I think if you wanted to mock out the method in aiohttp, in order to keep this working in your library, then we could consider a regression test here to make sure we don't break it by accident. But, not sure there's a good way to make this work otherwise.
As a monkey-patch, people could pass a fake SSLContext when performing HTTP calls.
Something like:
async with aiohttp.ClientSession(
timeout=aiohttp.ClientTimeout(total=3)
) as session, session.get(url, ssl=FakeSSLContext()) as response:
response = await response.json()
assert response == data
To make it work, I had to apply a couple patches to aiohttp code:
diff --git a/aiohttp/client_reqrep.py b/aiohttp/client_reqrep.py
index 602d6da5..9d247935 100644
--- a/aiohttp/client_reqrep.py
+++ b/aiohttp/client_reqrep.py
@@ -147,7 +147,8 @@ class Fingerprint:
if ssl is not None:
- SSL_ALLOWED_TYPES = (ssl.SSLContext, bool, Fingerprint)

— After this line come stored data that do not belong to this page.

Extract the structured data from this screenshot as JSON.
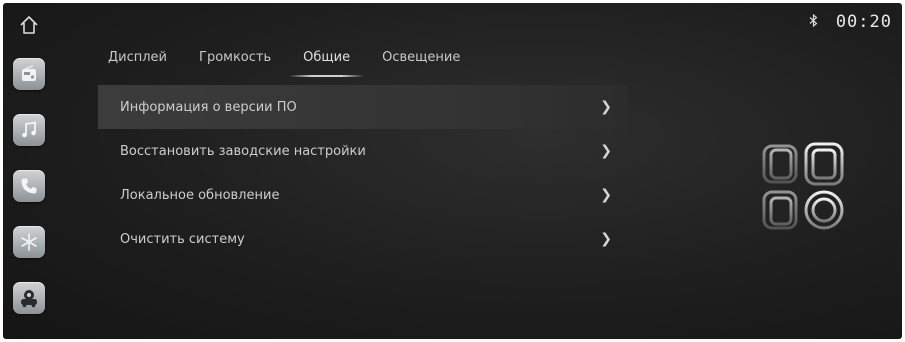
{
  "status": {
    "time": "00:20"
  },
  "dock": [
    {
      "name": "radio-app-icon"
    },
    {
      "name": "music-app-icon"
    },
    {
      "name": "phone-app-icon"
    },
    {
      "name": "climate-app-icon"
    },
    {
      "name": "vehicle-app-icon"
    }
  ],
  "tabs": [
    {
      "label": "Дисплей"
    },
    {
      "label": "Громкость"
    },
    {
      "label": "Общие",
      "active": true
    },
    {
      "label": "Освещение"
    }
  ],
  "menu": [
    {
      "label": "Информация о версии ПО"
    },
    {
      "label": "Восстановить заводские настройки"
    },
    {
      "label": "Локальное обновление"
    },
    {
      "label": "Очистить систему"
    }
  ],
  "colors": {
    "background": "#1e1e1e",
    "accent": "#cfcfcf"
  }
}
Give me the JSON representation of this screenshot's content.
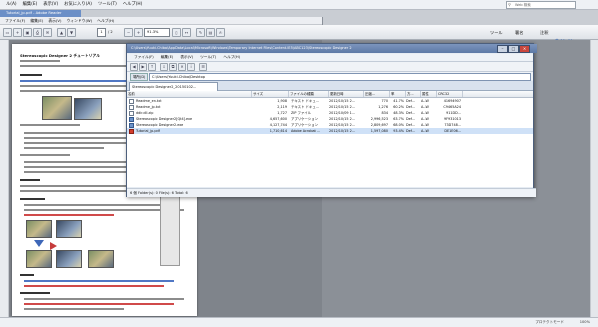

+ from mocket import FakeSSLContext
+ SSL_ALLOWED_TYPES = (ssl.SSLContext, bool, Fingerprint, FakeSSLContext)
else: # pragma: no cover
SSL_ALLOWED_TYPES = (bool,)
diff --git a/aiohttp/connector.py b/aiohttp/connector.py
index e00ad196..61614cb4 100644
--- a/aiohttp/connector.py
+++ b/aiohttp/connector.py
@@ -1034,7 +1034,7 @@ class TCPConnector(BaseConnector):
if ssl is None: # pragma: no cover
raise RuntimeError("SSL is not supported.")
sslcontext = req.ssl
- if isinstance(sslcontext, ssl.SSLContext):
+ if hasattr(sslcontext, "wrap_socket"):
return sslcontext
if sslcontext is not True:
# not verified or fingerprinted
For the first change, it'd be great if there was a way to inject new types (or maybe just a mix of types and duck-typing?), while the second is probably an harmless change (duck-typing vs class-based check).
An alternative I don't particularly like - client logic inside Mocket - would be mocking TCPConnector._get_ssl_context, but the function would have to be at module level to make it easier.

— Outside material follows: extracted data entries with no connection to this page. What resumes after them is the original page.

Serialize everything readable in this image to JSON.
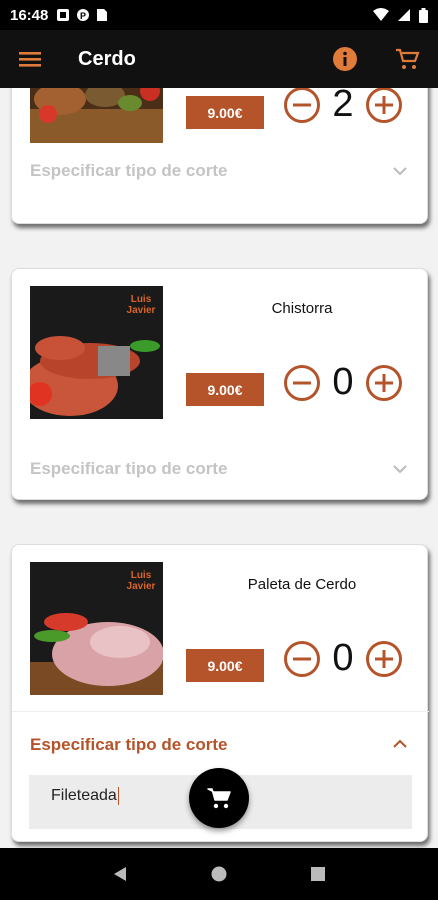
{
  "status_bar": {
    "time": "16:48"
  },
  "app_bar": {
    "title": "Cerdo"
  },
  "colors": {
    "accent": "#b5542a",
    "appbar_bg": "#111111"
  },
  "products": [
    {
      "name": "",
      "price": "9.00€",
      "quantity": "2",
      "cut_label": "Especificar tipo de corte",
      "expanded": false
    },
    {
      "name": "Chistorra",
      "price": "9.00€",
      "quantity": "0",
      "cut_label": "Especificar tipo de corte",
      "expanded": false,
      "image_brand": "Luis Javier"
    },
    {
      "name": "Paleta de Cerdo",
      "price": "9.00€",
      "quantity": "0",
      "cut_label": "Especificar tipo de corte",
      "expanded": true,
      "cut_value": "Fileteada",
      "image_brand": "Luis Javier"
    }
  ],
  "icons": {
    "menu": "menu-icon",
    "info": "info-icon",
    "cart": "cart-icon",
    "fab": "cart-icon"
  }
}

The previous approach would imply devs need to know what they are doing and make their code behave differently when testing - adding the fake context to every HTTPS request -, while the second one would be totally transparent to them, at the cost of mocking a bit of aiohttp internals.

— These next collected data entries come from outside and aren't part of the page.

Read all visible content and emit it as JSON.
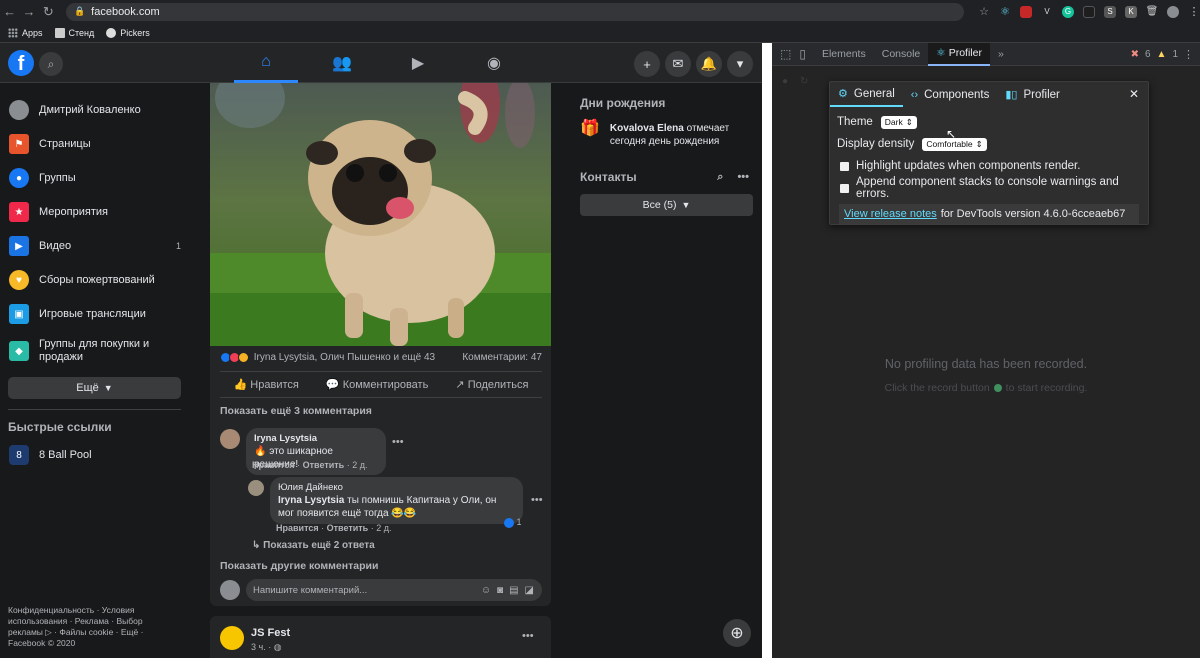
{
  "browser": {
    "url": "facebook.com",
    "bookmarks": [
      "Apps",
      "Стенд",
      "Pickers"
    ]
  },
  "facebook": {
    "sidebar": {
      "items": [
        {
          "label": "Дмитрий Коваленко",
          "badge": ""
        },
        {
          "label": "Страницы",
          "badge": ""
        },
        {
          "label": "Группы",
          "badge": ""
        },
        {
          "label": "Мероприятия",
          "badge": ""
        },
        {
          "label": "Видео",
          "badge": "1"
        },
        {
          "label": "Сборы пожертвований",
          "badge": ""
        },
        {
          "label": "Игровые трансляции",
          "badge": ""
        },
        {
          "label": "Группы для покупки и продажи",
          "badge": ""
        }
      ],
      "more_label": "Ещё",
      "shortcuts_title": "Быстрые ссылки",
      "shortcut": "8 Ball Pool",
      "footer": "Конфиденциальность · Условия использования · Реклама · Выбор рекламы ▷ · Файлы cookie · Ещё · Facebook © 2020"
    },
    "post": {
      "reactions_text": "Iryna Lysytsia, Олич Пышенко и ещё 43",
      "comments_count": "Комментарии: 47",
      "like_label": "Нравится",
      "comment_label": "Комментировать",
      "share_label": "Поделиться",
      "show_more_comments": "Показать ещё 3 комментария",
      "comment1": {
        "author": "Iryna Lysytsia",
        "text": "🔥 это шикарное решение!",
        "like": "Нравится",
        "reply": "Ответить",
        "time": "2 д."
      },
      "reply1": {
        "author": "Юлия Дайнеко",
        "mention": "Iryna Lysytsia",
        "text": "ты помнишь Капитана у Оли, он мог появится ещё тогда 😂😂",
        "like": "Нравится",
        "reply": "Ответить",
        "time": "2 д.",
        "likes": "1"
      },
      "show_replies": "Показать ещё 2 ответа",
      "show_other": "Показать другие комментарии",
      "input_placeholder": "Напишите комментарий..."
    },
    "post2": {
      "author": "JS Fest",
      "time": "3 ч. ·"
    },
    "right": {
      "birthdays_title": "Дни рождения",
      "birthday_name": "Kovalova Elena",
      "birthday_text": "отмечает сегодня день рождения",
      "contacts_title": "Контакты",
      "all_button": "Все (5)"
    }
  },
  "devtools": {
    "tabs": [
      "Elements",
      "Console",
      "Profiler"
    ],
    "active_tab": "Profiler",
    "errors": "6",
    "warnings": "1",
    "empty_title": "No profiling data has been recorded.",
    "empty_hint_before": "Click the record button",
    "empty_hint_after": "to start recording.",
    "settings": {
      "tabs": [
        "General",
        "Components",
        "Profiler"
      ],
      "theme_label": "Theme",
      "theme_value": "Dark",
      "density_label": "Display density",
      "density_value": "Comfortable",
      "opt1": "Highlight updates when components render.",
      "opt2": "Append component stacks to console warnings and errors.",
      "release_link": "View release notes",
      "release_text": "for DevTools version 4.6.0-6cceaeb67"
    }
  }
}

In the end I opted for the third approach, implementing a Mocket TcpConnector to be used with ClientSession when running tests.
class MocketTCPConnector(TCPConnector):
"""
`aiohttp` reuses SSLContext instances created at import-time,
making it more difficult for Mocket to do its job.
This is an attempt to make things smoother, at the cost of
slightly patching the `ClientSession` while testing.
"""
def _get_ssl_context(self, req: ClientRequest) -> FakeSSLContext:
return FakeSSLContext()
Mocket 3.13.2 introduces the above connector.
Here is a working test showing there is no need to import aiohttp when Mocket is in control: https://github.com/mindflayer/python-mocket/blob/main/tests/test_asyncio.py#L49
Thanks for helping.
Seems like a decent solution. Feel free to open a PR with a regression test, so we don't break it by accident (e.g. removing/renaming that method during a refactor).
A bit of a side track, but still directly related to the static initialization of the SSL contexts so i didn't want to open an entirely new issue here, just to add some more context on the effect of the change.
This change also broke a lot of code that depended on changing environment variables such as SSL_CERT_FILE to certifi.where() at runtime (typically in __main__) that affects the parsing of the openssl get and set _default_verify_paths.
The changelog only reflected a bug fix so this side effect went unnoticed into production, but it was easily fixed by making those changes at import time as well.
But i fully respect and understand the necessity of the change but it also felt important to note this perhaps not so niche use-case for future references.